Professor Venkatesh N. Murthy and his colleagues at Harvard and Cold Spring Harbor Laboratory used light to study smell, applying the infant field of optogenetics to the question of how cells in the brain differentiate between odors. “In order to tease apart how the brain perceives differences in odors, it seemed most reasonable to look at the patterns of activation in the brain,” Murthy said.

Justin Ide/Harvard Staff Photographer

Health

Smelling the light

3 min read

Researchers: ‘What if we make the nose act like a retina?’

Harvard University neurobiologists have created mice that can “smell” light, providing a new tool that could help researchers better understand the neural basis of olfaction.

The work, described this week in the journal Nature Neuroscience, has implications for the study of complex perception systems that do not lend themselves to traditional methods of research.

“It makes intuitive sense to use odors to study smell,” says Venkatesh N. Murthy, professor of molecular and cellular biology at Harvard. “However, odors are so chemically complex that it is extremely difficult to isolate the neural circuits underlying smell that way.”

Murthy and his colleagues at Harvard and Cold Spring Harbor Laboratory instead used light, applying the infant field of optogenetics to the question of how cells in the brain differentiate between odors.
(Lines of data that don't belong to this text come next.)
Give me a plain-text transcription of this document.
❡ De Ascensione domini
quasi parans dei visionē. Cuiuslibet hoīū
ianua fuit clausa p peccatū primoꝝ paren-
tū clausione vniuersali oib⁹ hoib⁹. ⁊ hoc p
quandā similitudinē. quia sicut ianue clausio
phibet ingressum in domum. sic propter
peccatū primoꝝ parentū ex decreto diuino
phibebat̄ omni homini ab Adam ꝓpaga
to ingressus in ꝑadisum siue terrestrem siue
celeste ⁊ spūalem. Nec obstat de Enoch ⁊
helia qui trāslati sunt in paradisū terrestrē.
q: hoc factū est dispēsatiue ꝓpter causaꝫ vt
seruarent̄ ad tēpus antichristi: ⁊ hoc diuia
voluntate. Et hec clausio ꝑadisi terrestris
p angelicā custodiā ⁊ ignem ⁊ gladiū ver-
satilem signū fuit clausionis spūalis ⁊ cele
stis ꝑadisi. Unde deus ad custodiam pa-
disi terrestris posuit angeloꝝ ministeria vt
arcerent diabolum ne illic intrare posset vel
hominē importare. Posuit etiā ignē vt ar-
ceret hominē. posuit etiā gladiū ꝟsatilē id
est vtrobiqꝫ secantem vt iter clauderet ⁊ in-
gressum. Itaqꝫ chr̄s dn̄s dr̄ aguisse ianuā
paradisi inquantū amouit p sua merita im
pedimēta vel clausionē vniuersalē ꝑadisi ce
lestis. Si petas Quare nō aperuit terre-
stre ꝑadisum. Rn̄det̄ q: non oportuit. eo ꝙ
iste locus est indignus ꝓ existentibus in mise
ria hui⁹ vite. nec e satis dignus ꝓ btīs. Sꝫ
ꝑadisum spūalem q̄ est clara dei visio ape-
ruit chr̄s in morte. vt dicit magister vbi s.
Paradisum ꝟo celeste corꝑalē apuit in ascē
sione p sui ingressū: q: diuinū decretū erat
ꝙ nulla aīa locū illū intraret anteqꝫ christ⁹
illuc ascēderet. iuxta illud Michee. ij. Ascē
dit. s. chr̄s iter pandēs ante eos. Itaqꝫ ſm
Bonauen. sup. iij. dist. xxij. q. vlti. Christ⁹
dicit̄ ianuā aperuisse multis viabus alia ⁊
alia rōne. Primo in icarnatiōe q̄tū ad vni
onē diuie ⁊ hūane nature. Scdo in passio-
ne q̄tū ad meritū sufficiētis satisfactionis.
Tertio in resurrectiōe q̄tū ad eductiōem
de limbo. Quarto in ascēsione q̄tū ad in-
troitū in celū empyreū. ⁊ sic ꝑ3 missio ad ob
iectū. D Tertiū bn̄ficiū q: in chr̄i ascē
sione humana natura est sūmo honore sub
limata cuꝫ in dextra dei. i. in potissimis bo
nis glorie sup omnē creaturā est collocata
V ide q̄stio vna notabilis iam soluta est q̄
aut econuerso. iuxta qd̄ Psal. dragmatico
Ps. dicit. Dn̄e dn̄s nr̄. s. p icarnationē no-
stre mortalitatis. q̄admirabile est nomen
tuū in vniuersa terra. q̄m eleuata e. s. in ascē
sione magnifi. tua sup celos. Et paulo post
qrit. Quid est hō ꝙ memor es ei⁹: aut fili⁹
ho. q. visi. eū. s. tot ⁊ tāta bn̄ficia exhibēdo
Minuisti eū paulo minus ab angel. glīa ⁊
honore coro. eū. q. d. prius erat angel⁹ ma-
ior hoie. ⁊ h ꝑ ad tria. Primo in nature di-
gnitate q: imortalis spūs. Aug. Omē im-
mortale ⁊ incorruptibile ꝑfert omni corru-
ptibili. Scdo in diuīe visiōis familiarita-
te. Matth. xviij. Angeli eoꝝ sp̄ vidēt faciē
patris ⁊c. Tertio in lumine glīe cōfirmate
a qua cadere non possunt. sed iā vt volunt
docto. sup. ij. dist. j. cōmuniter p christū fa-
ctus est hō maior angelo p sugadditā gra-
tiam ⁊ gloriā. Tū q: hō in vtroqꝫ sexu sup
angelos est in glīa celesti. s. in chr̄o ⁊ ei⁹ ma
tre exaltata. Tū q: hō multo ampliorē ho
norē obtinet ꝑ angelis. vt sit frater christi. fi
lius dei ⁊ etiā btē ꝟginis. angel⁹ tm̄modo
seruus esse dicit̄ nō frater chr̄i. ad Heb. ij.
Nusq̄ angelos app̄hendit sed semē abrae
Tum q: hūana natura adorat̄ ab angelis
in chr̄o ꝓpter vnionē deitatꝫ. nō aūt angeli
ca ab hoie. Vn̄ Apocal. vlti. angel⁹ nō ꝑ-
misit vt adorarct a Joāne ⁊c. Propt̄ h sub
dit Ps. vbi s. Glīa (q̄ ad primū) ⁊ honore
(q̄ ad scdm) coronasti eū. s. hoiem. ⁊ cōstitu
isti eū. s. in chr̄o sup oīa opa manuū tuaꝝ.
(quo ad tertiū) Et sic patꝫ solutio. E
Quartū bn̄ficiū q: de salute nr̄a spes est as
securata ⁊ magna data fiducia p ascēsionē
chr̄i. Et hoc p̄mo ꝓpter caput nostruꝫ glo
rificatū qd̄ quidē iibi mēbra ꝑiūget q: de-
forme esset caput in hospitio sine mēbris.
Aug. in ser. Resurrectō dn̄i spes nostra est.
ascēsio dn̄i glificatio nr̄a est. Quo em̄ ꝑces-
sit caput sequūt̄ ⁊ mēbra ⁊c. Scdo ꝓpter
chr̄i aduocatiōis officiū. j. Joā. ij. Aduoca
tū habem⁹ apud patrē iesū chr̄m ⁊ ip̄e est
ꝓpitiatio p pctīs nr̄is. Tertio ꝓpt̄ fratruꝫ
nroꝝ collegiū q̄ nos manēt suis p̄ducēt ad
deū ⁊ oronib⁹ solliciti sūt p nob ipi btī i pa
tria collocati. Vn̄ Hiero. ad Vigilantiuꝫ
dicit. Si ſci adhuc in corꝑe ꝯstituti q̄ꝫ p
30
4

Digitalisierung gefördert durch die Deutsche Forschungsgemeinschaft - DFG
Optogenetic techniques integrate light-reactive proteins into systems that usually sense inputs other than light. Murthy and his colleagues integrated these proteins, called channelrhodopsins, into the olfactory systems of mice, creating animals in which smell pathways were activated not by odors but by light.

“In order to tease apart how the brain perceives differences in odors, it seemed most reasonable to look at the patterns of activation in the brain,” Murthy says. “But it is hard to trace these patterns using olfactory stimuli, since odors are very diverse and often quite subtle. So we asked: What if we make the nose act like a retina?”

With the optogenetically engineered animal, the scientists were able to characterize the patterns of activation in the olfactory bulb, the brain region that receives information directly from the nose. Because light input can easily be controlled, they were able to design a series of experiments stimulating specific sensory neurons in the nose and looking at the patterns of activation in the olfactory bulb.

“The first question was how the processing is organized, and how similar inputs are processed by adjacent cells in the brain,” Murthy says.

But it turns out that the spatial organization of olfactory information in the brain does not fully explain our ability to sense odors. The temporal organization of olfactory information sheds additional light on how we perceive odors. In addition to characterizing the spatial organization of the olfactory bulb, the new study shows the large part timing plays in how odors are perceived. The paper has implications not only for study of the olfactory system, but more generally for teasing out the underlying neural circuits of other systems.

Murthy’s co-authors on the Nature Neuroscience paper are Ashesh K. Dhawale of Cold Spring Harbor Laboratory and the National Centre for Biological Sciences in Bangalore, India; Akari Hagiwara of Harvard; Upinder S. Bhalla of the National Centre for Biological Sciences; and Dinu F. Albeanu of Cold Spring Harbor Laboratory. The work was sponsored by Harvard and Cold Spring Harbor Laboratory.